2. Pilih hal-hal yang pasien sukai, seperti pakaian dan makanan.
3. Bantu pasien untuk merawat kebersihan diri dan kerapiannya. Dorong pasien untuk
melakukan hal-hal sederhana seperti berpakaian dan menyikat gigi. Bantu pasien hanya
bila diperlukan.
4. Pilih pakaian yang mudah dikenakan oleh pasien, seperti pakaian dengan jumlah
kancing yang sedikit. Tempatkan tanda di lemari atau laci sehingga pasien bisa
mengambil berbagai hal dengan mudah.
b. Lingkungan
1. Gunakan tanda yang berukuran besar dan jelas untuk membantu pasien mengenali
tempat dan waktu, seperti jam dan kalender yang berukuran besar.
2. Tempatkan lampu di rumah atau di samping tempat tidur, sehingga pasien tidak akan
merasa cemas saat bangun di tengah malam.Lampu ini juga bisa mencegah pasien
tersandung.
3. Cobalah untuk tidak mengubah lingkungan sekitar rumah, terutama kamar mandi, toilet,
dan dapur.
4. Jangan pindah rumah, karena lingkungan yang baru bisa menyebabkan rasa bingung
dan takut.
c. Teknik komunikasi
1. Berbicara secara perlahan kepada pasien. Gunakan kalimat pendek dan langsung.
Katakan satu titik kunci saja dalam satu kalimat. Jangan membuat hal-hal menjadi rumit.
2. Ajukan pertanyaan-pertanyaan sederhana. Biarkan pasien menjawab ya atau tidak. Beri
cukup waktu bagi pasien untuk memikirkan jawabannya.
3. Ulangi pertanyaan jika pasien lupa.
4. Jika pasien tidak bisa langsung menjawab pertanyaan, bersabarlah dan pasien masih
tidak bisa menjawab, jangan memaksanya. Coba dan ulangi lagi.
5. Gunakan bahasa tubuh. Lakukan kontak mata saat Anda berbicara atau mendengarkan
pasien. Berikan tanggapan seperti menganggukkan kepala.
d.

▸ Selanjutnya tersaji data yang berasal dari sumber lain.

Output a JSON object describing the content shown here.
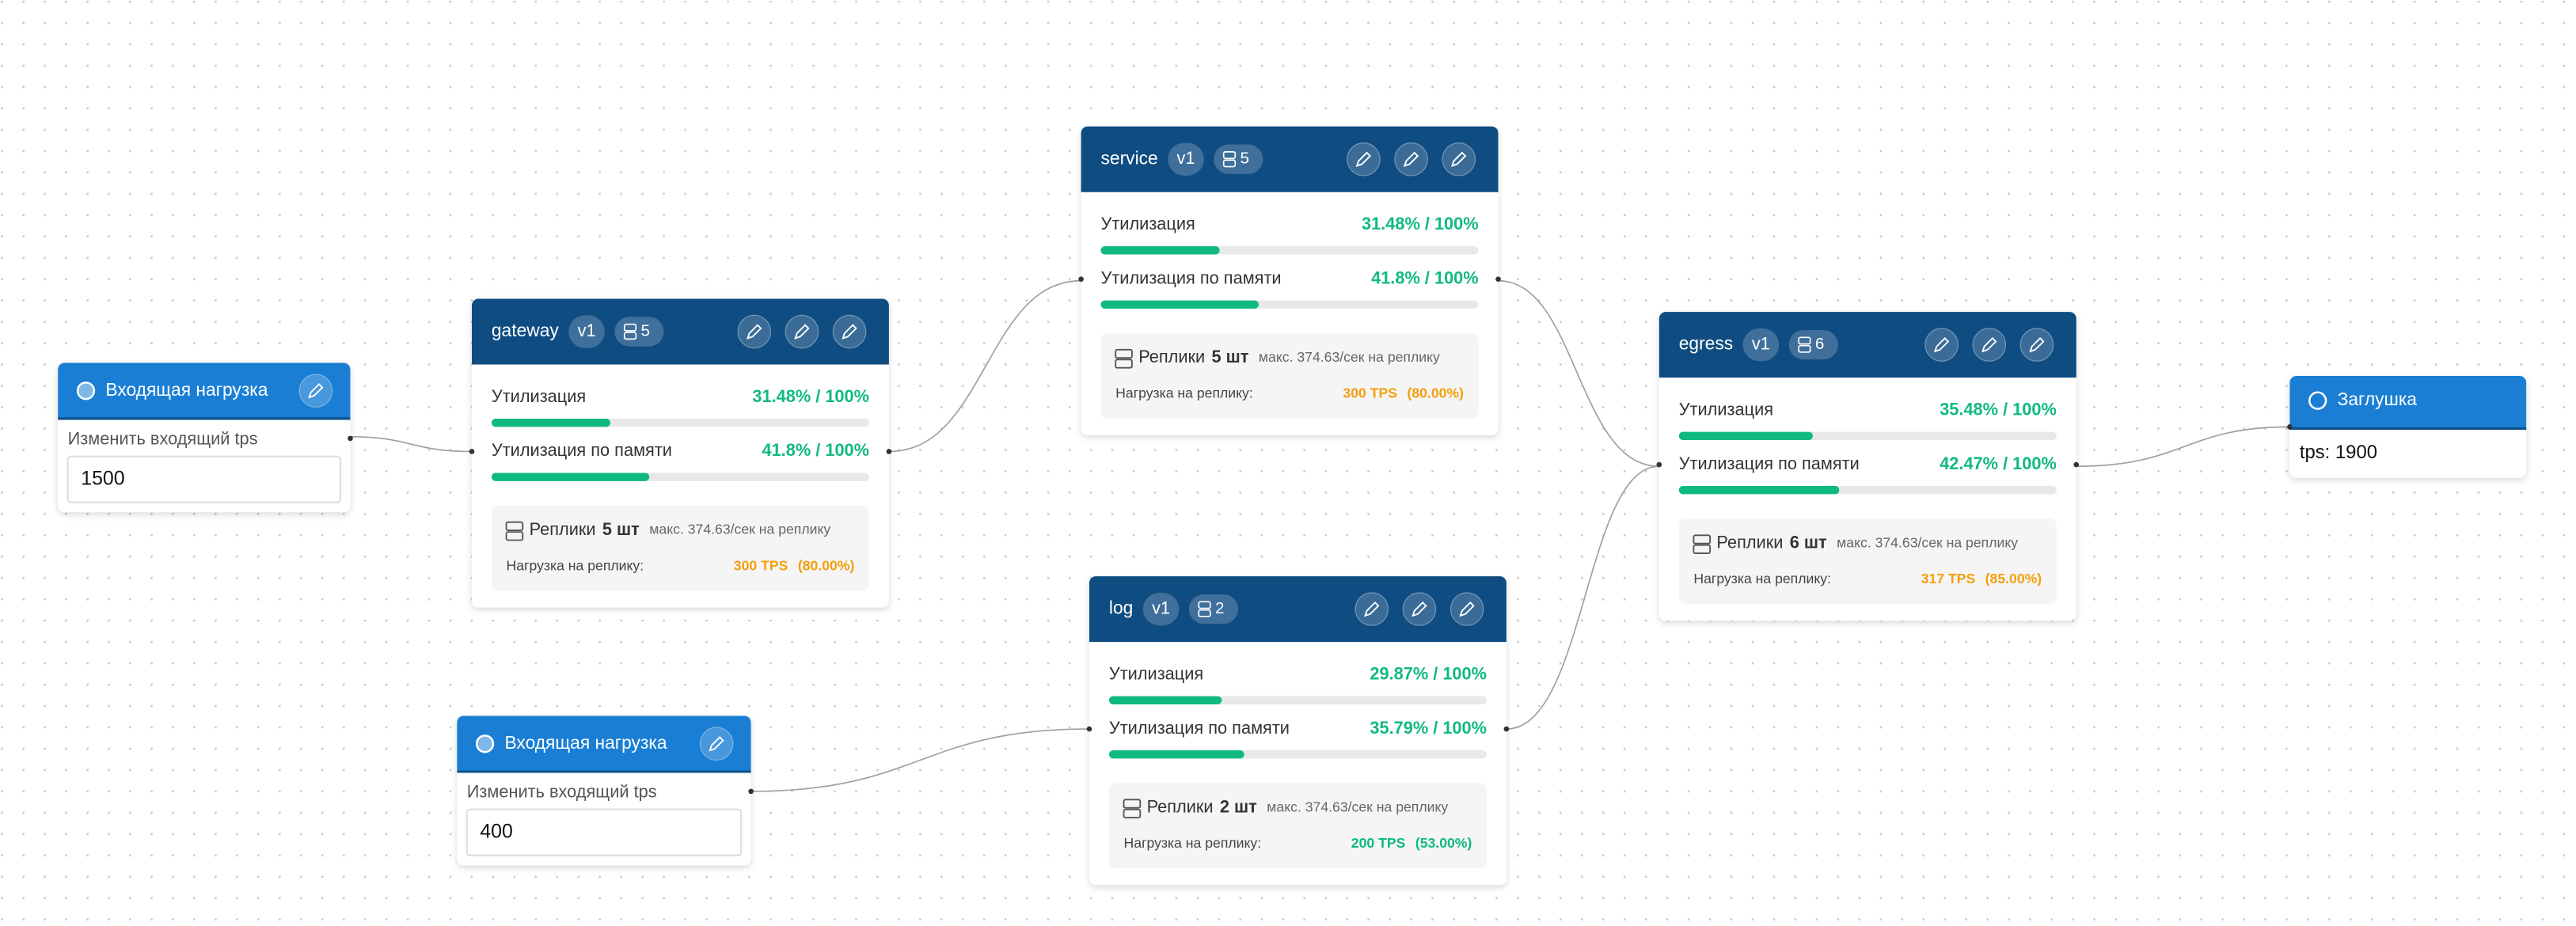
{
  "inputs": [
    {
      "title": "Входящая нагрузка",
      "field_label": "Изменить входящий tps",
      "value": 1500
    },
    {
      "title": "Входящая нагрузка",
      "field_label": "Изменить входящий tps",
      "value": 400
    }
  ],
  "services": [
    {
      "name": "gateway",
      "version": "v1",
      "replicas": 5,
      "cpu_label": "Утилизация",
      "cpu": {
        "value": 31.48,
        "label": "31.48% / 100%"
      },
      "mem_label": "Утилизация по памяти",
      "mem": {
        "value": 41.8,
        "label": "41.8% / 100%"
      },
      "replicas_label": "Реплики",
      "replicas_count": "5 шт",
      "max_rate": "макс. 374.63/сек на реплику",
      "load_label": "Нагрузка на реплику:",
      "load_tps": "300 TPS",
      "load_pct": "(80.00%)",
      "load_color": "#f59e0b"
    },
    {
      "name": "service",
      "version": "v1",
      "replicas": 5,
      "cpu_label": "Утилизация",
      "cpu": {
        "value": 31.48,
        "label": "31.48% / 100%"
      },
      "mem_label": "Утилизация по памяти",
      "mem": {
        "value": 41.8,
        "label": "41.8% / 100%"
      },
      "replicas_label": "Реплики",
      "replicas_count": "5 шт",
      "max_rate": "макс. 374.63/сек на реплику",
      "load_label": "Нагрузка на реплику:",
      "load_tps": "300 TPS",
      "load_pct": "(80.00%)",
      "load_color": "#f59e0b"
    },
    {
      "name": "log",
      "version": "v1",
      "replicas": 2,
      "cpu_label": "Утилизация",
      "cpu": {
        "value": 29.87,
        "label": "29.87% / 100%"
      },
      "mem_label": "Утилизация по памяти",
      "mem": {
        "value": 35.79,
        "label": "35.79% / 100%"
      },
      "replicas_label": "Реплики",
      "replicas_count": "2 шт",
      "max_rate": "макс. 374.63/сек на реплику",
      "load_label": "Нагрузка на реплику:",
      "load_tps": "200 TPS",
      "load_pct": "(53.00%)",
      "load_color": "#10b981"
    },
    {
      "name": "egress",
      "version": "v1",
      "replicas": 6,
      "cpu_label": "Утилизация",
      "cpu": {
        "value": 35.48,
        "label": "35.48% / 100%"
      },
      "mem_label": "Утилизация по памяти",
      "mem": {
        "value": 42.47,
        "label": "42.47% / 100%"
      },
      "replicas_label": "Реплики",
      "replicas_count": "6 шт",
      "max_rate": "макс. 374.63/сек на реплику",
      "load_label": "Нагрузка на реплику:",
      "load_tps": "317 TPS",
      "load_pct": "(85.00%)",
      "load_color": "#f59e0b"
    }
  ],
  "stub": {
    "title": "Заглушка",
    "tps": "tps: 1900"
  }
}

Lainnya
1. Jika pasien menolak untuk ikut serta dalam kegiatan, jangan memaksanya.
2. Jika Anda ingin pasien melakukan hal-hal yang tidak dikenalnya atau pergi ke tempat
yang asing, berikan waktu yang cukup kepada pasien untuk beradaptasi dengan
lingkungan baru, atau tinggal bersama dengan dirinya hingga pasien merasa tidak asing
dengan lingkungan sekitarnya.
BAB III
ANALISIS JURNAL
A. Identitas Jurnal
Judul Jurnal : A New Tool to Asses Risk of Wandering in Hospitalized
Patients
Penulis : Heena Sheth, Robert Palmer, Susan Bourdon
Penerbit : Journal of Gerontological Nursing
Tahun Terbit : Februari, 2014
B. Metode
Pengembangan alat skrining dimulai pada tahun 2010 di Pittsburgh, Pennsylvania oleh
tim multidisipliner yang terdiri atas doker, administrasi rumah sakit, termasuk perawat
pelaksana, perawat primer, dan tenaga kesehatan lainnya yang ahli dalam manajemen risiko,
manajemen lingkungan, keamanaan, dan keselamatan. Tim multidisipliner dipimpin oleh
dokter. Pembuatan alat skrining ini akan diimplementasikan di rumah sakit sebagai acuan
intervensi untuk pasien di rumah sakit.
E. Pembahasan
Alat pengkajian untuk mengidentifikasi pasien rawat inap yang berisiko keluyuran telah
dikembangkan oleh multidisiplin tim dan diimplementasikan dalam satu rumah sakit oleh
perawat jaga yang dilatih oleh perawat primer. Pendokumentasian perawat jaga meningkat
setelah mendapatkan evaluasi dari perawat primer, yang artinya pengkajian itu berhasil
diimplementasikan di seluruh rumah sakit yang terkoneksi dengan Perekam Data
Kesehatan Elektronik. Perlu diketahui, ini adalah kali pertama alat pengkajian keluyuran
dengan Perekam Data Kesehatan Elektronik digunakan oleh perawat jaga di rumah sakit.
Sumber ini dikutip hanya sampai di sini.